Show Abstract | Download Original | Original Source | Check in Google Scholar | DOI: 10.32734/ijcas.v10i1.24219

Abstract

While film semiotics has extensively examined narrative structure, genre conventions, and audience affect, it has paid limited attention to how spiritual meaning is structurally produced within specific cinematic sequences in Asian horror cinema. This study addresses this gap by analyzing the final ritual sequence of Exhuma (2024) to examine how spiritual semiosis is constructed through the relational organization of signs rooted in East Asian cosmology.
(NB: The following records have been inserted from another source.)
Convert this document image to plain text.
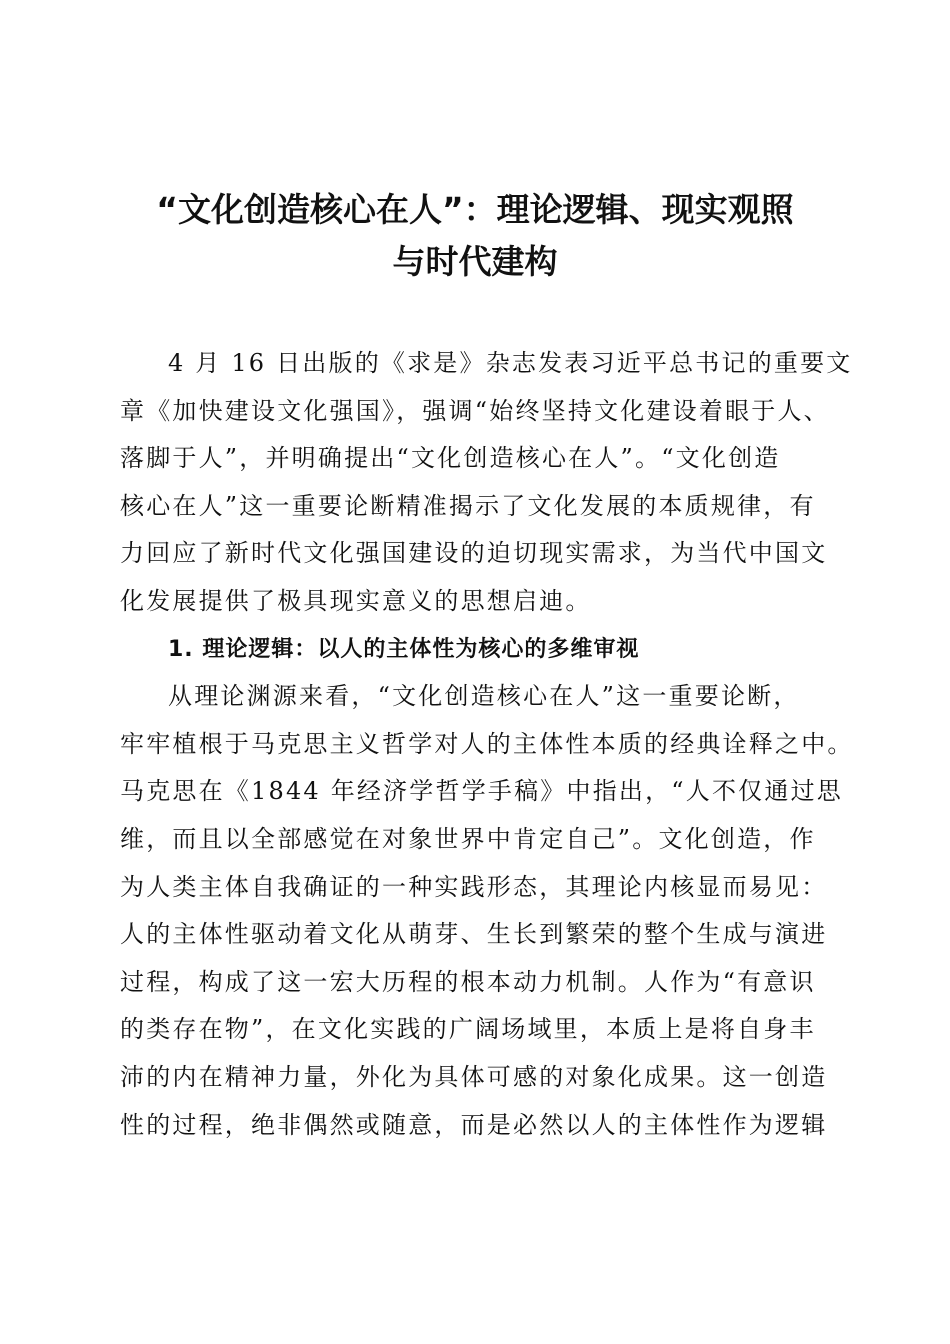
“文化创造核心在人”：理论逻辑、现实观照
与时代建构
4 月 16 日出版的《求是》杂志发表习近平总书记的重要文
章《加快建设文化强国》，强调“始终坚持文化建设着眼于人、
落脚于人”，并明确提出“文化创造核心在人”。“文化创造
核心在人”这一重要论断精准揭示了文化发展的本质规律，有
力回应了新时代文化强国建设的迫切现实需求，为当代中国文
化发展提供了极具现实意义的思想启迪。
1. 理论逻辑：以人的主体性为核心的多维审视
从理论渊源来看，“文化创造核心在人”这一重要论断，
牢牢植根于马克思主义哲学对人的主体性本质的经典诠释之中。
马克思在《1844 年经济学哲学手稿》中指出，“人不仅通过思
维，而且以全部感觉在对象世界中肯定自己”。文化创造，作
为人类主体自我确证的一种实践形态，其理论内核显而易见：
人的主体性驱动着文化从萌芽、生长到繁荣的整个生成与演进
过程，构成了这一宏大历程的根本动力机制。人作为“有意识
的类存在物”，在文化实践的广阔场域里，本质上是将自身丰
沛的内在精神力量，外化为具体可感的对象化成果。这一创造
性的过程，绝非偶然或随意，而是必然以人的主体性作为逻辑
Employing a qualitative semiotic and intertextual approach, the study operationalizes Roland Barthes’ framework of denotation, connotation, and myth alongside Julia Kristeva’s concept of intertextuality to trace how ritual signs generate cosmological meaning. The final sequence is selected as a bounded unit of analysis for its narrative and spiritual culmination, which concentrates the densest configuration of elemental symbolism, bodily enactment, and verbal articulation. The findings demonstrate that the sequence is structured as a coherent ritual process consisting of cognitive recognition of elemental composition, verbal articulation of cosmological principles, and embodied enactment. At the mythic level, this configuration naturalizes a worldview in which spiritual disturbance is resolved through relational balance among elemental forces, corresponding to the operative logic of Wu Xing. Rather than making empirical claims about audience reception, this study proposes an analytical reading grounded in structural cosmological affinity, through which the film’s spiritual logic may be interpreted across cultural contexts. By integrating semiotics and intertextuality within a cosmological framework, the study contributes a model for understanding Asian horror cinema as a site of spiritual semiosis articulated through cinematic form.